Innes Sibun - Au Camionneur - Strasbourg le 05 mars 2015
Nda : Connu pour avoir été le guitariste de Robert Plant (durant la tournée mondiale 1994/95 de ce dernier) Innes Sibun est, malheureusement, trop rare sur les scènes françaises. Pourtant ce fin expert des trois accords se révèle être l’un des plus dignes héritiers du mouvement « british blues boom » des années 1960. Livrant des concerts aussi longs que denses, l’artiste ne connait ni économie ni lassitude lorsqu’il se retrouve devant un public. Il en a, une nouvelle fois, fait la preuve lors de son unique passage dans l’hexagone (Au Camionneur à Strasbourg) après quelques dates en Allemagne. Il m’a accordé l’entretien qui suit une poignée d’heures avant ce concert, qu’il a terminé trempé…de la pointe de ses cheveux jusqu’aux ourlets de son pantalon.
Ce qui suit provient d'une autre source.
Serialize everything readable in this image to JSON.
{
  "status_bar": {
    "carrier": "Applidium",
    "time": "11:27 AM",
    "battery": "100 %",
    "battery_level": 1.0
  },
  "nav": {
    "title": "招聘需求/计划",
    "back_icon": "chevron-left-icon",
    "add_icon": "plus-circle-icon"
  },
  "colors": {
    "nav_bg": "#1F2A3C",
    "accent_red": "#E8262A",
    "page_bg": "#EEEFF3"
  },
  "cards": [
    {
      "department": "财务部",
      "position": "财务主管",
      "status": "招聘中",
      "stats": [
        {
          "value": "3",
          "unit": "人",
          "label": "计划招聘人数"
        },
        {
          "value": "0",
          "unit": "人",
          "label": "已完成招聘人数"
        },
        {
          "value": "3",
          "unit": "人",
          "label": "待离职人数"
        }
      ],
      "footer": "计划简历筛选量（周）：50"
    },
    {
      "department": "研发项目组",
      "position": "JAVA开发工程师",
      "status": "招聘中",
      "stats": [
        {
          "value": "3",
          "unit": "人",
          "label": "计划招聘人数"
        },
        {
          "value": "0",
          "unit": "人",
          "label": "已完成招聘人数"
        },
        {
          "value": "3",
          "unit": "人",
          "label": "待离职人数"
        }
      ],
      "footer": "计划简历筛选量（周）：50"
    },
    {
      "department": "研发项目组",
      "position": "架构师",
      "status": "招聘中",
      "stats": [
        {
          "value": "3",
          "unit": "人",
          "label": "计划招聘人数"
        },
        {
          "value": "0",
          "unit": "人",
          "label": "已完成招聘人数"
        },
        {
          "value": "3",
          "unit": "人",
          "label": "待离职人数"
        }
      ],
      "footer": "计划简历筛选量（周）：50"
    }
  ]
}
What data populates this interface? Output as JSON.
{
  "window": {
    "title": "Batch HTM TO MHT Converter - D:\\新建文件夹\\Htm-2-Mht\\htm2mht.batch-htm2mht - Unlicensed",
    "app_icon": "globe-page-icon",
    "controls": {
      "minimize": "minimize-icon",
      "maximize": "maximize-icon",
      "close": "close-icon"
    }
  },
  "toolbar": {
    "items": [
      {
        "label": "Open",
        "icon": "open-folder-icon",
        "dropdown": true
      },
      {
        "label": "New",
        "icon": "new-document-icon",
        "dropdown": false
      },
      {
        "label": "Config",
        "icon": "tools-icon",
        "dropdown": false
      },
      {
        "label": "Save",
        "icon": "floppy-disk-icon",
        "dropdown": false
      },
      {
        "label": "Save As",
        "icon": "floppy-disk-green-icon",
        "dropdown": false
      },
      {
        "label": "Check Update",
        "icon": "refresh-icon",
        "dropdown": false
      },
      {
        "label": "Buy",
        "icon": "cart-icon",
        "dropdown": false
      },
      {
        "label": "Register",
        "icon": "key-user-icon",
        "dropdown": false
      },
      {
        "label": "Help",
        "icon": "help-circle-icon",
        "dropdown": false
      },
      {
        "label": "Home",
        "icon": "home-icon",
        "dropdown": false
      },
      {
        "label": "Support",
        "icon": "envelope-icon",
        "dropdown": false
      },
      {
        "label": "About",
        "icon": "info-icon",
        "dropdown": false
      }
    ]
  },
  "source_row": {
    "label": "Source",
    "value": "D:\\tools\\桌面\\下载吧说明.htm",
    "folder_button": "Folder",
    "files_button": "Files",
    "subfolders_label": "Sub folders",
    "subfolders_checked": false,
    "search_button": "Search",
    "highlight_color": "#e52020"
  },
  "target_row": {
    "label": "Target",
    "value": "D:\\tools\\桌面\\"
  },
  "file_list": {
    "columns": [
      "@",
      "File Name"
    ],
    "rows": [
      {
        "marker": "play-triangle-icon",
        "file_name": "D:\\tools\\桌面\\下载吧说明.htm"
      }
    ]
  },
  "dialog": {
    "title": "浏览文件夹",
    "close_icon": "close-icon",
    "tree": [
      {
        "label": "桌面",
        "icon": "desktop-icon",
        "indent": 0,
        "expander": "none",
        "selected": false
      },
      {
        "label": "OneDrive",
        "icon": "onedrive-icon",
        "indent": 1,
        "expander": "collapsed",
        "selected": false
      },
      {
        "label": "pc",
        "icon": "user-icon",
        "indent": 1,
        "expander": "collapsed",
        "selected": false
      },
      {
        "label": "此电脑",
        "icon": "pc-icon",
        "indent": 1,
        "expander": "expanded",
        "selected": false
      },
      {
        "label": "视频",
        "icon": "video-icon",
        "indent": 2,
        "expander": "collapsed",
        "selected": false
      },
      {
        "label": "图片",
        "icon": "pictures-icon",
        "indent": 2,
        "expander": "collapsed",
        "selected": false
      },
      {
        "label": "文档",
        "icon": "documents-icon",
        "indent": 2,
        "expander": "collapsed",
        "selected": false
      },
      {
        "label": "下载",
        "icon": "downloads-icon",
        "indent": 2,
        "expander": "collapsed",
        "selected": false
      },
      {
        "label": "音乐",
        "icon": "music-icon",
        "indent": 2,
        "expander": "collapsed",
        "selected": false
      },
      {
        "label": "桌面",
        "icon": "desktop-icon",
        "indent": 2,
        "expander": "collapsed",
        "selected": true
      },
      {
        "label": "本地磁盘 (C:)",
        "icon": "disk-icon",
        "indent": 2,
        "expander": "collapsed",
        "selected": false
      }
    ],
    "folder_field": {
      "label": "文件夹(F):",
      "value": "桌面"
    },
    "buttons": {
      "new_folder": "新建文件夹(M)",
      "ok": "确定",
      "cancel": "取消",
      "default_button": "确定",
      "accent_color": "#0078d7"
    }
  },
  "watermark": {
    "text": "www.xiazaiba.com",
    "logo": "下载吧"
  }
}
Afin de débuter cet entretien Innes, peux-tu me présenter les musiciens qui constituent le groupe avec lequel tu es actuellement en tournée ?
Oui, il y a Dermot James à la batterie, Andrew Maggs à la basse et Jon Buckett aux claviers… Pour ma part je suis chanteur et guitariste.
Peux-tu, justement, m’en dire davantage sur toi et tes origines ?
Je m’appelle Innes Sibun et jeviens de Bath, en Angleterre. Je joue de la guitare, du dobro et de la mandoline…
Quand et pour quelles raisons as-tu décidé de te lancer dans l’apprentissage de la guitare ?
Je crois que cela remonte à ma prime adolescence, alors que je devais avoir 11 ou 12 ans. J’ai entendu un morceau de BB King à la radio et cela m’a totalement bouleversé. J’ai immédiatement décidé de commencer à jouer et d’essayer de reproduire ces notes.
As-tu, alors, bénéficié de l’appui d’un professeur ou t’es-tu lancé tout seul ?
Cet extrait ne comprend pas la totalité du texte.